Dec. 3–Bank of America Corp. chief executive Kenneth D. Lewis yesterday scaled back a money-management growth forecast set by the company before its planned acquisition of New England’s largestbank, FleetBoston Financial Corp. and said the resulting company will reduce its business in Latin America.
Speaking to a Goldman Sachs Group Inc. conference in New York, Lewis defended the price of the deal but said Bank of America will no longer aim to double to 15 percent the share of revenue it receives from money management, an ambitious goal it set a year ago.
Fleet’s operations in money management are to remain in Boston after the deal is completed. Both banks’ asset-management units face pressure from a slow economy, however, and New York regulators are investigating allegations that Bank of America, which is based in Charlotte, N.C., helped a hedge fund conduct improper trades in its mutual funds.
Referring to the 15 percent goal, Lewis said, “You won’t hear us talking about that number anymore” because the Fleet purchase will give Bank of America the money-management scale it needs.
The deal was announced Oct. 27 and was originally valued at $47 billion. Since then investors have driven down shares in the buyer by 6 percent amid concerns over FleetBoston’s rate of growth and disappointments in Latin America.
Lewis reiterated the theory behind the deal: to reduce costs while increasing existing lines of business.
“I know there is skepticism about whether can make the FleetBoston merger pay off for Bank of America shareholders,” he said. “Clearly the key for us is not only achieving the cost cuts, but accelerating . . growth through other initiatives.”
If approved by regulators, Bank of America’s purchase of FleetBoston would create the second-largest US bank, behind Citigroup Inc., and the ninth-largest money manager. In October, Bank of America said the asset-management business of the combined company would make up about 8 percent of its total revenue. At the end of the third quarter, the business made up 6 percent of Bank of America’s total revenue of $9.7 billion.
Bank of America’s ambitions for money management are significant for Boston, where the operations are scheduled to move after the deal closes next year and to be put under the control of FleetBoston executive Brian Moynihan. The business area will account for thousands of the jobs Bank of America has said it will maintain in New England — exactly how many depending on the division’s long-term performance.

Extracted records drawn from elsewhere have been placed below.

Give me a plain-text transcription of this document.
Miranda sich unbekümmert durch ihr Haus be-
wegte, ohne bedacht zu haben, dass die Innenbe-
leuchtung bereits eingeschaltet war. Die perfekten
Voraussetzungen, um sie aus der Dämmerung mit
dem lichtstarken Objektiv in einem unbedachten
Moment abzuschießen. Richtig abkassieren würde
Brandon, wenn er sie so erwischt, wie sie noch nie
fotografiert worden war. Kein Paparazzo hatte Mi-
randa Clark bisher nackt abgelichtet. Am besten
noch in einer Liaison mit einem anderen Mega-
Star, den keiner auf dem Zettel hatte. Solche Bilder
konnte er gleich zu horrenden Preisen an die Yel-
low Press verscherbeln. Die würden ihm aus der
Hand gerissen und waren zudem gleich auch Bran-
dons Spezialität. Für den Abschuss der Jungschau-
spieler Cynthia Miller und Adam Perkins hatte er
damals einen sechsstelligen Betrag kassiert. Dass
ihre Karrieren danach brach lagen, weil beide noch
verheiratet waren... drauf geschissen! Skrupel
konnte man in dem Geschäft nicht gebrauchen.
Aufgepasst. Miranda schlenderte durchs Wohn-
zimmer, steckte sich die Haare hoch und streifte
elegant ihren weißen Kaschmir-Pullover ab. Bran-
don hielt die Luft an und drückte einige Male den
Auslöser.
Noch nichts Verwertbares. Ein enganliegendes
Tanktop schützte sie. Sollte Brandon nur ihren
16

Several analysts yesterday said they weren’t surprised that Lewis backed away from his previous ambitions.
“They would have to be the largest asset manager in the world to make 15 percent. It’s just not realistic,” said Craig Woker, a Morningstar analyst who follows both banks. “I don’t think there’s going to be any new net impact on jobs as a result, though maybe the potential for growth would be a bit less” than under the previous forecast, he said.
Said Gerard Cassidy, analyst at RBC Capital Markets, “Fifteen percent . . . in this environment is extremely challenging, so it’s not outrageous for someone to back away” from that forecast.
Attorney General Eliot Spitzer of New York accused Bank of America in September of enabling a hedge fund to make illegal trades after hours at stale prices, known as “late trading,” and to conduct illegal market timing, the quick trading of fund shares at ordinary investors’ expense.
A Bank of America spokesman said the company’s internal review of its mutual fund operations is continuing.
Lewis also said the combined bank will reduce lending in Latin America. FleetBoston has maintained major business lines in Argentina and Brazil as other banks have reduced their presence in those troubled economies.
“If you thought the amount Fleet has is about the right amount then we should eliminate all that Bank of America has,” Lewis said.
Bank of America shares rose 26 cents to close at $76.61 yesterday.
Shares in FleetBoston rose 15 cents to close at $40.86.